Type-1 diabetes is a kind of diabetes where episodes of low blood sugar (hypoglycemia) are pretty common. This is reasonable since many patients with this kind of metabolic problem need to take insulin for blood glucose control. Taking insulin is very common in type-1, but this also can put patient at greater chance of getting hypoglycemia.
First you need to completely understand the role of insulin in glucose metabolism. You might know that the primary component for energy of your body is glucose. This substance is a simple form of sugar and you can get it from foods that you eat, especially high-glucose-containing foods, such as rice, wheat, fruit juice, etc.
Glucose taken from foods then can be directed directly into your bloodstream. Through the bloodstream, it will be distributed into many cells of the body. Then it will be converted into energy. The excess of glucose is stored in the liver as glycogen or in the cells of fat as ‘fat’.
But before glucose can be used for energy, the body needs insulin to help absorb glucose from the bloodstream.
Without insulin (a hormone produced by by cells of pancreas), the cells of the body cannot absorb glucose in the blood. The release of this hormone into the bloodstream is in line with the amount of glucose in the bloodstream. For instance, the release of insulin is usually higher after meal than after fasting.
In diabetics, the production of insulin cannot run as well as it should. While in type-2 diabetes (a kind of diabetes that takes about more than 90 % of all diabetes cases) the pancreas is still able to make some insulin but doesn’t meet to the body needs, the production of insulin in type-1 is much lower or even some have no any insulin from their pancreas.
Therefore, most individuals with type-1 need to take insulin replacement in order to supply adequate insulin for their glucose metabolism!
But while taking insulin is helpful for blood sugar control, this option also increases the chance of getting hypoglycemia. There is a chance for patients to take insulin too much, though they have followed instructions on how to take their insulin properly.
Excessive insulin in the bloodstream can significantly remove glucose from the bloodstream. As a result, the blood sugar can drop drastically at short time. Accidentally taking insulin in healthy individuals (non diabetics) also can lead to hypoglycemia.
Most people (both diabetics & non-diabetics) can develop symptoms of hypoglycemia if their blood sugar is lower than 60-70 mg /dL, according to the American Diabetes Association.
Generally, the symptoms that occur are dependent on how far your blood glucose drops.
Headache /dizziness, increased hunger, anxiety /irritability /mood swings, confusion /difficulty concentrating, shakiness /trembling, sweating, increased heartbeats, paleness on the skin, and lack of energy /weakness /fatigue /poor coordination are some common early signs of hypoglycemia. If left untreated, the problem can get worse and may cause the following symptoms:
- Severe headache.
- Extremely poor coordination and very poor /loss of concentration.

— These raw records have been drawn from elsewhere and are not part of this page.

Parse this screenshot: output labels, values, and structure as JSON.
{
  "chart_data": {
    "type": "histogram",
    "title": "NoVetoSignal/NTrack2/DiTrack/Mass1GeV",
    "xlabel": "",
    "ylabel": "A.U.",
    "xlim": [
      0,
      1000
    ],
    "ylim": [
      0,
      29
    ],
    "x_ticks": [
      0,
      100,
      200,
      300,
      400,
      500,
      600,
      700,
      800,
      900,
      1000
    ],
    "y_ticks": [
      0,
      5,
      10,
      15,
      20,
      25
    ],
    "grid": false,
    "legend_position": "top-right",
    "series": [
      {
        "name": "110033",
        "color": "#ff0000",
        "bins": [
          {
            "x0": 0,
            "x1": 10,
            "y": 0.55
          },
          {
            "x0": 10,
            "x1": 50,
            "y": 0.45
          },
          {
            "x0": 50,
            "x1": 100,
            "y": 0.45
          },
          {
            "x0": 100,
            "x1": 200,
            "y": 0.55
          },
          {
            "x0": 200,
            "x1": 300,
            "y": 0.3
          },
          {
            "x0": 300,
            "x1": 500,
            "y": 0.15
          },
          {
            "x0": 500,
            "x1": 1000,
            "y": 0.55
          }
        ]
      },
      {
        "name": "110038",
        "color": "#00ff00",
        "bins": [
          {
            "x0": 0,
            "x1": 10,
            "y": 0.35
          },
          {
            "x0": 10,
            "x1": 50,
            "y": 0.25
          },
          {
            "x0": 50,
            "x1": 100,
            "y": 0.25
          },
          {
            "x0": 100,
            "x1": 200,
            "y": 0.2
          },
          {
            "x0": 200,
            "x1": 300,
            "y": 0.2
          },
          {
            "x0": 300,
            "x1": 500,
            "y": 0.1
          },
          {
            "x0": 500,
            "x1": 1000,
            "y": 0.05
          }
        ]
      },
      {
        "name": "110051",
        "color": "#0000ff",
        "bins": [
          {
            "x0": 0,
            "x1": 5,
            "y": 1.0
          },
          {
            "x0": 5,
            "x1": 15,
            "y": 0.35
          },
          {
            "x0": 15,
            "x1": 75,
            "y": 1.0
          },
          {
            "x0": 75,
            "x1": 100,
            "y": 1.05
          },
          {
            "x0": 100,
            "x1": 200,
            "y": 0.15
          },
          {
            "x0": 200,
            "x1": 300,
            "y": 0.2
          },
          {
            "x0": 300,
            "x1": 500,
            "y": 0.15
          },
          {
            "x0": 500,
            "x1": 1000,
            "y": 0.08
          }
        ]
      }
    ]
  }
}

- Tongue and mouth that become numbness.
- Bad dreams and extremely sweating while you sleep.
- And even can be potential to lead to passing out.
The following are some helpful tips to help lower your risk when taking insulin:
- If your doctor /healthcare provider has made a treatment plan, follow it completely especially your meal plan!
- You try with eating 3 evenly spaced meals a day. This can help your insulin work more regularly.
- Do your exercise in regular basis – plan it!
- Make sure you take your diabetes medicines and insulin properly, particularly for the dosage! If necessary, double check the dosage each time before taking them!
- Completely understand about when your insulin replacement gets its peak level! This is important for you to estimate of when you should get your next meal or do your exercise.
- Get to know first aids you need to do to treat hypoglycemia! For instance, you should carry sugar-containing foods with you at all times. These foods can be helpful if early hypoglycemia symptoms strike.
- Follow completely the instruction from your doctor of when you should check your blood sugar! It’s important to keep monitoring the fluctuation of your blood glucose.
- And make sure at least one of your family members or your friends knows how to administer an injection of glucagon or other appropriate medicines when you have a severe hypoglycemia case (a situation when you are more likely to have loss of consciousness).
Typically, hypoglycemia occurs when you skip your meals or don’t eat for long hours or after doing strenuous exercise without eating before exercise. But did you know that it also can occur after eating (the time of when typically blood glucose reaches its peak level)?
In diabetics, reactive hypoglycemia (a term used to describe low blood sugar that develops after meal) usually occur after eating many foods high in simple sugar.
Sometime it also occurs if patients skip their meal plan (eating meals irregularly), drink excessive alcohol (especially without eating adequate foods), skip their meals when ill, don’t eat their whole meal, take strenuous workout, or miss snacks as prescribed.
There are a lot of options for diet plan on preventing hypoglycemia if you have type-1 diabetes. In general, a healthy and well-balanced diet is the key. The major goal of the diet plan is how to keep the balance of blood glucose as close to normal as possible throughout the day.